Mais cedo, ele tinha lhe dado um olhar cheio de desejo, comentado que se vestido verde escuro com detalhes em preto era muito bonito, roubado mais um beijo, antes de sair para inspecionar as terras ao redor. Prometendo que voltaria em breve para receber a família de Orion.

Alisando a saia do vestido se deu conta que todos eles tinham sido dados por Olímpia, eram praticamente novos, poucas vezes usados, e só precisaram de ajustes quanto a altura.
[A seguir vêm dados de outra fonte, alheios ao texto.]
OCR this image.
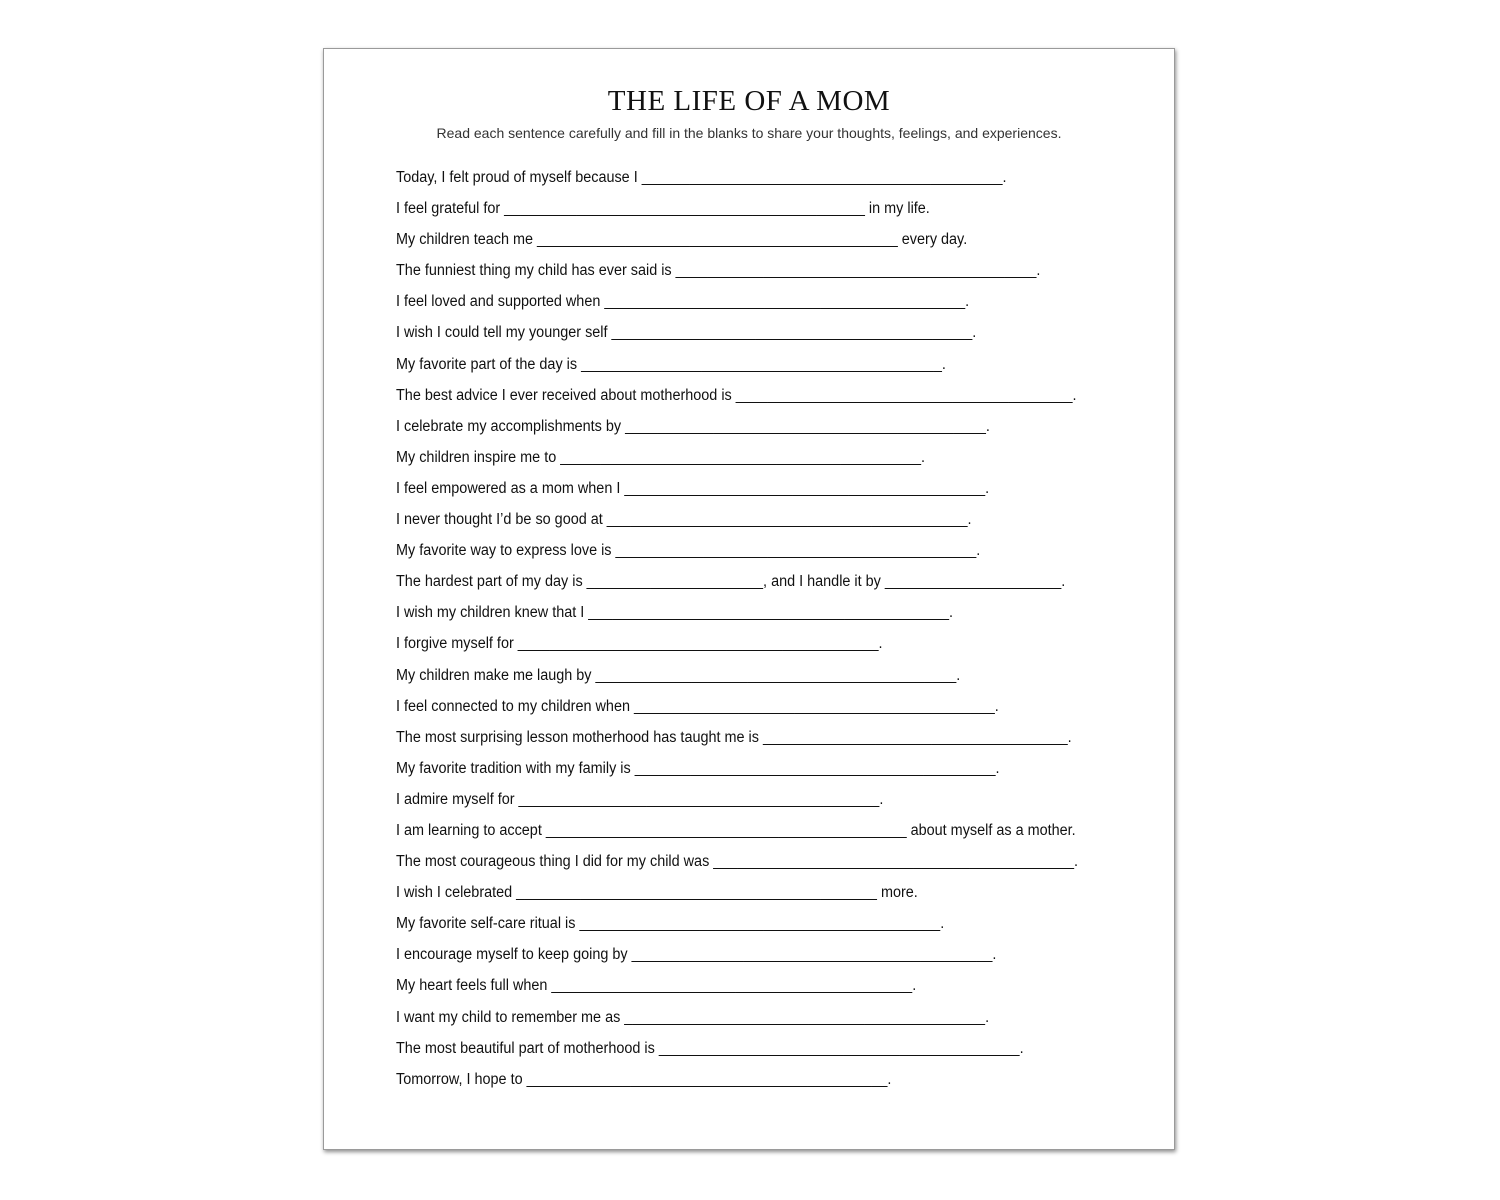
THE LIFE OF A MOM

Read each sentence carefully and fill in the blanks to share your thoughts, feelings, and experiences.

Today, I felt proud of myself because I _____________________________________________.
I feel grateful for _____________________________________________ in my life.
My children teach me _____________________________________________ every day.
The funniest thing my child has ever said is _____________________________________________.
I feel loved and supported when _____________________________________________.
I wish I could tell my younger self _____________________________________________.
My favorite part of the day is _____________________________________________.
The best advice I ever received about motherhood is __________________________________________.
I celebrate my accomplishments by _____________________________________________.
My children inspire me to _____________________________________________.
I feel empowered as a mom when I _____________________________________________.
I never thought I’d be so good at _____________________________________________.
My favorite way to express love is _____________________________________________.
The hardest part of my day is ______________________, and I handle it by ______________________.
I wish my children knew that I _____________________________________________.
I forgive myself for _____________________________________________.
My children make me laugh by _____________________________________________.
I feel connected to my children when _____________________________________________.
The most surprising lesson motherhood has taught me is ______________________________________.
My favorite tradition with my family is _____________________________________________.
I admire myself for _____________________________________________.
I am learning to accept _____________________________________________ about myself as a mother.
The most courageous thing I did for my child was _____________________________________________.
I wish I celebrated _____________________________________________ more.
My favorite self-care ritual is _____________________________________________.
I encourage myself to keep going by _____________________________________________.
My heart feels full when _____________________________________________.
I want my child to remember me as _____________________________________________.
The most beautiful part of motherhood is _____________________________________________.
Tomorrow, I hope to _____________________________________________.
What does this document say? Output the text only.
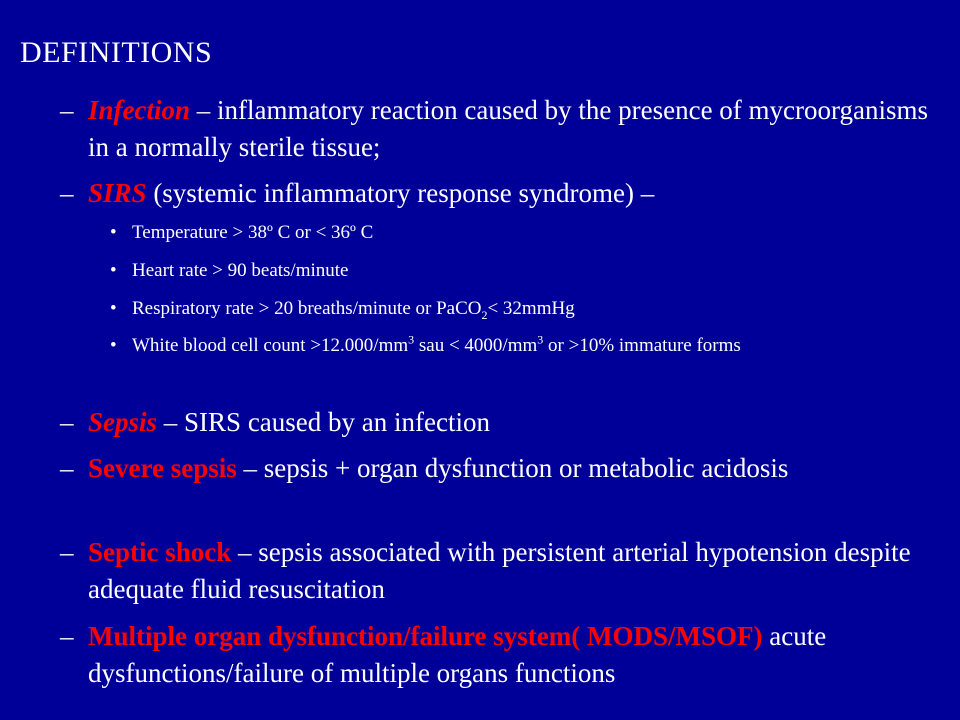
DEFINITIONS
– Infection – inflammatory reaction caused by the presence of mycroorganisms in a normally sterile tissue;
– SIRS (systemic inflammatory response syndrome) –
• Temperature > 38º C or < 36º C
• Heart rate > 90 beats/minute
• Respiratory rate > 20 breaths/minute or PaCO$_2$< 32mmHg
• White blood cell count $>12.000/mm^3$ sau < $4000/mm^3$ or >10% immature forms
– Sepsis – SIRS caused by an infection
– Severe sepsis – sepsis + organ dysfunction or metabolic acidosis
– Septic shock – sepsis associated with persistent arterial hypotension despite adequate fluid resuscitation
– Multiple organ dysfunction/failure system( MODS/MSOF) acute dysfunctions/failure of multiple organs functions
Aquela tratante! Agora me dei conta que os vestidos foram dados com o intuito de me deixar com cara de uma dama. Provavelmente já estava tramando para que eu tivesse uma oportunidade com Modred.”

A tarde estava linda e Maze parou à porta do casarão sentindo o sol aquecer seu rosto e mãos, enquanto aguardava os visitantes descerem da carruagem. Mais tarde iria escrever para a doce Ollie e descobrir quais eram suas intenções quanto aos vestidos, mas agora não era hora de pensar nisso, porque os filhos de Sir Orion já estavam correndo em sua direção, enquanto ele ajudava a esposa descer da carruagem.

Todos com idade próxima, Hector com doze, Paul com dez e Gilles com oito anos, eram filhos apenas de Orion. E Alwyn, com cinco anos, era filho de Catrin, porém tanto na aparência física quanto no companheirismo eles se pareciam irmãos de sangue, unidos em todas as artes e bagunças.

— Milady. – Paul parou ao lado dela, fazendo uma reverência.

— Oh, não, meu jovem rapaz. Não sou uma lady. Sou apenas a serviçal responsável por recebe-los e conduzi-los para a sala de estar.

— Ah, mas em breve você será uma lady. Verá só como tenho razão.

— Paul, por favor, pare de constrange-la com suas palavras impertinentes. – Lady Catrin, grávida de sete meses estava linda, dentro de um vestido floral, próprio para o campo.

Maze os cumprimentou com as devidas exigências que a divisão de classe impunha e os conduziu até a sala azul, onde Modred e tia Dot já se encontravam esperando por eles com bolos, sanduíches diversos, sucos e vinho para que pudessem se recuperar da longa viagem de dois dias.

Enquanto os adultos se cumprimentavam, os olhos das crianças se brilhavam vendo o jardim interno e com a possibilidade de correr e se divertir muito.

— Maze, nós podemos brincar lá fora, só um pouquinho? – Hector não conseguiu se segurar por muito mais tempo, o dia estava tão lindo que ele tinha razão de desejar ir correr pelo jardim bem cuidado que Modred usava como refúgio pessoal.

— Seus pais e Sua Alteza é quem deverão dizer se você pode ou não. E caso eles concordem, poderei fazer companhia a vocês.

— Primeiro acabem de comer, depois vão brincar. É preciso ter algo dentro da barriga antes de saírem gastando as energias. – Determinou tia Dot.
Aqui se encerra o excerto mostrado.